Na wielkich imprezach, włączając w to igrzyska olimpijskie, finisze odbywają się co dziesięć rund i oceniane są odpowiednio: pierwsze miejsce – 5 punktów, drugie – 3 punkty, trzecie – 2 punkty, czwarte – 1 punkt. Ostatni finisz na zakończenie rywalizacji jest punktowany podwójnie (10-6-4-2). W przypadku nadrobienia okrążenia nad peletonem para dostaje dodatkowo 20 "oczek", z kolei drużynie, która straci "kółko" do grupy zasadniczej odejmuje się 20 punktów.
W madisonie mężczyzn cykliści mają do pokonania 200 okrążeń, czyli 50 kilometrów. Do rywalizacji przystąpiło 15 zespołów, wśród których zabrakło reprezentacji Polski. Przypomnijmy, że w piątek w madisonie kobiet siostry Daria oraz Wiktoria Pikulik zajęły 7. miejsce.

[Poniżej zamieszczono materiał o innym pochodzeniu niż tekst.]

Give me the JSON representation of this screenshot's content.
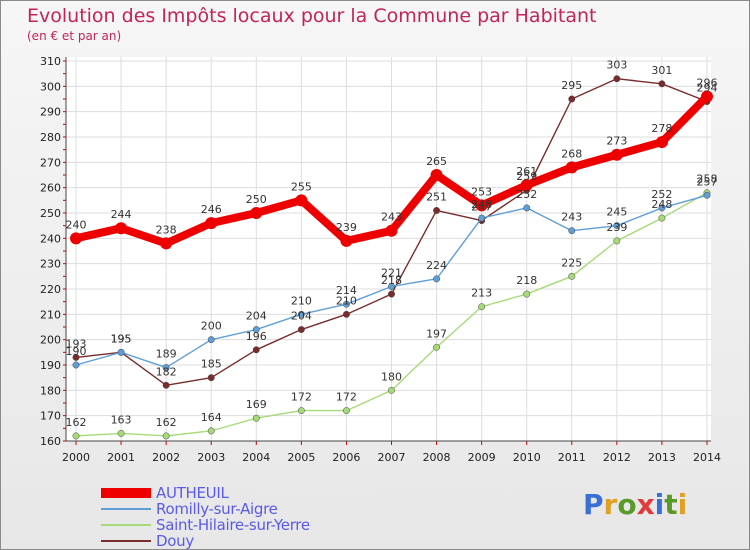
{
  "title": "Evolution des Impôts locaux pour la Commune par Habitant",
  "subtitle": "(en € et par an)",
  "logo": [
    "P",
    "r",
    "o",
    "x",
    "i",
    "t",
    "i"
  ],
  "logo_colors": [
    "#3a6fd6",
    "#e0a020",
    "#5a9a2a",
    "#e03a3a",
    "#3a6fd6",
    "#5a9a2a",
    "#e0a020"
  ],
  "chart_data": {
    "type": "line",
    "title": "Evolution des Impôts locaux pour la Commune par Habitant",
    "ylabel": "(en € et par an)",
    "x": [
      "2000",
      "2001",
      "2002",
      "2003",
      "2004",
      "2005",
      "2006",
      "2007",
      "2008",
      "2009",
      "2010",
      "2011",
      "2012",
      "2013",
      "2014"
    ],
    "ylim": [
      160,
      310
    ],
    "yticks": [
      160,
      170,
      180,
      190,
      200,
      210,
      220,
      230,
      240,
      250,
      260,
      270,
      280,
      290,
      300,
      310
    ],
    "series": [
      {
        "name": "AUTHEUIL",
        "color": "#ee0000",
        "values": [
          240,
          244,
          238,
          246,
          250,
          255,
          239,
          243,
          265,
          253,
          261,
          268,
          273,
          278,
          296
        ],
        "labels": [
          "240",
          "244",
          "238",
          "246",
          "250",
          "255",
          "239",
          "243",
          "265",
          "253",
          "261",
          "268",
          "273",
          "278",
          "296"
        ]
      },
      {
        "name": "Romilly-sur-Aigre",
        "color": "#5f9fd6",
        "values": [
          190,
          195,
          189,
          200,
          204,
          210,
          214,
          221,
          224,
          248,
          252,
          243,
          245,
          252,
          257
        ],
        "labels": [
          "190",
          "195",
          "189",
          "200",
          "204",
          "210",
          "214",
          "221",
          "224",
          "248",
          "252",
          "243",
          "245",
          "252",
          "257"
        ]
      },
      {
        "name": "Saint-Hilaire-sur-Yerre",
        "color": "#a6da78",
        "values": [
          162,
          163,
          162,
          164,
          169,
          172,
          172,
          180,
          197,
          213,
          218,
          225,
          239,
          248,
          258
        ],
        "labels": [
          "162",
          "163",
          "162",
          "164",
          "169",
          "172",
          "172",
          "180",
          "197",
          "213",
          "218",
          "225",
          "239",
          "248",
          "258"
        ]
      },
      {
        "name": "Douy",
        "color": "#7a2c2c",
        "values": [
          193,
          195,
          182,
          185,
          196,
          204,
          210,
          218,
          251,
          247,
          259,
          295,
          303,
          301,
          294
        ],
        "labels": [
          "193",
          "195",
          "182",
          "185",
          "196",
          "204",
          "210",
          "218",
          "251",
          "247",
          "259",
          "295",
          "303",
          "301",
          "294"
        ]
      }
    ]
  }
}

ZOBACZ WIDEO: Tomasz Fornal: staram się od tego odciąć
Zagmatwane zasady i duża liczba kolarzy na torze sprawiają, że wyścig rozgrywa się w dużym chaosie, który sprzyja występowaniu kraks. Boleśnie przekonał się o tym Hiszpan Albert Barcelo Torres, który został podcięty przez upadającego reprezentanta Belgii i wykonał salto z rowerem. Na całe szczęście Hiszpan zdołał się podnieść i dołączyć do swojego partnera Sebastiana Mora Vedri. Dwójka kontynuowała wyścig i ukończyła zmagania na 9. miejscu.
Niewykluczone jednak, że Torres nabawił się kontuzji, ponieważ kiedy się podniósł, wyraźnie trzymał się za obojczyk.
O dużym nieszczęściu mogą mówić również Włosi, którzy przegrali złoty medal przez to, że Elia Viviani niechcący wywrócił swojego kolegę Simone Consonniego przy wypychaniu.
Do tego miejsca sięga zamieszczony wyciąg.